Une carte du Seeland (à gratter)

Les habitués du blog lesmarges.net reconnaîtront la justesse avec laquelle Prod’hom capte l’essentiel d’une journée, d’une pensée, d’un paysage. C’est en direction de Soleure, dans la région des Trois-Lacs, que le poète nous emmène cette fois ; vers le nord, là où l’eau est omniprésente, « là où le présent bégaie, l’avenir hésite et le passé s’attarde comme un point d’orgue ».

L’auteur romand reste fidèle à sa recherche de beauté dans les petits riens : des brimborions qui condensent la substance du monde, comme dans son premier ouvrage Tesson (2014), aux chemins que l’on crée, bordant les rivières et la société, comme dans Les Marges (2015).
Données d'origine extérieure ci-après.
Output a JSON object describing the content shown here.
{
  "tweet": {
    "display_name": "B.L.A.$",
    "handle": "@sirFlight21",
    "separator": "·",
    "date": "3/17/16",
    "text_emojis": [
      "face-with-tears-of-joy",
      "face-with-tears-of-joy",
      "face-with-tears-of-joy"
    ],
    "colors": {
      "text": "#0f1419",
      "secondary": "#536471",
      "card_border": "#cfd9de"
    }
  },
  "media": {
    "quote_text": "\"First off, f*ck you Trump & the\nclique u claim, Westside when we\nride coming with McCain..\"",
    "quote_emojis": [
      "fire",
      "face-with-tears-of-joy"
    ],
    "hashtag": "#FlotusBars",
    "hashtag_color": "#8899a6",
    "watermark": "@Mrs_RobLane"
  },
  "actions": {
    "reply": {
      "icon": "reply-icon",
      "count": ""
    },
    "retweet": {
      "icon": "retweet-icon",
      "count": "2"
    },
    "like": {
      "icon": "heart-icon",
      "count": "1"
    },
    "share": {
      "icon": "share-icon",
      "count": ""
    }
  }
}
Le promeneur solitaire donne du relief à ce tableau cartographique qu’on reconstitue mentalement, en grattant sa surface pour y déceler son histoire et en le coloriant de ses rêveries :

 

Le rêve ne mène nulle part ; il rend au paysage, que nous ne voyons plus de l’avoir trop vu, un visage ; le rêve offre un peu de jeu, rend au monde ce que l’habitude lui a retiré, juste assez pour qu’il frémisse à nouveau.

 

Novembre nous promène au bord des eaux et à travers l’histoire du Seeland ; ce microcosme aux méandres que les hommes des pénitenciers corrigent, comme les pénitenciers corrigent les hommes.

 

Un « saint Augustin »

Dans la chambre de S, il n’y a qu’une image sur les murs : « Saint Augustin » peint par Carpaccio. S. choisit, comme ce modèle, de vivre seul cet instant qui ne devrait appartenir qu’à soi, cet « art qui ne s’exerce qu’une fois ». Loin d’être un sujet funeste, la mort est une liberté absolue, une machine à souvenirs, une invitation à « passer et s’émerveiller » envoyée aux vivants.

En marchant avec Prod’hom « sur l’autre versant, la vie à portée de main », on babille avec un gamin de Lussery, on surprend une vraie poule d’eau au bord de l’Alte Aare, on observe une fillette faire de la balançoire dans une zone abandonnée de Studen, « il n’y a décidément aucune raison de désespérer ».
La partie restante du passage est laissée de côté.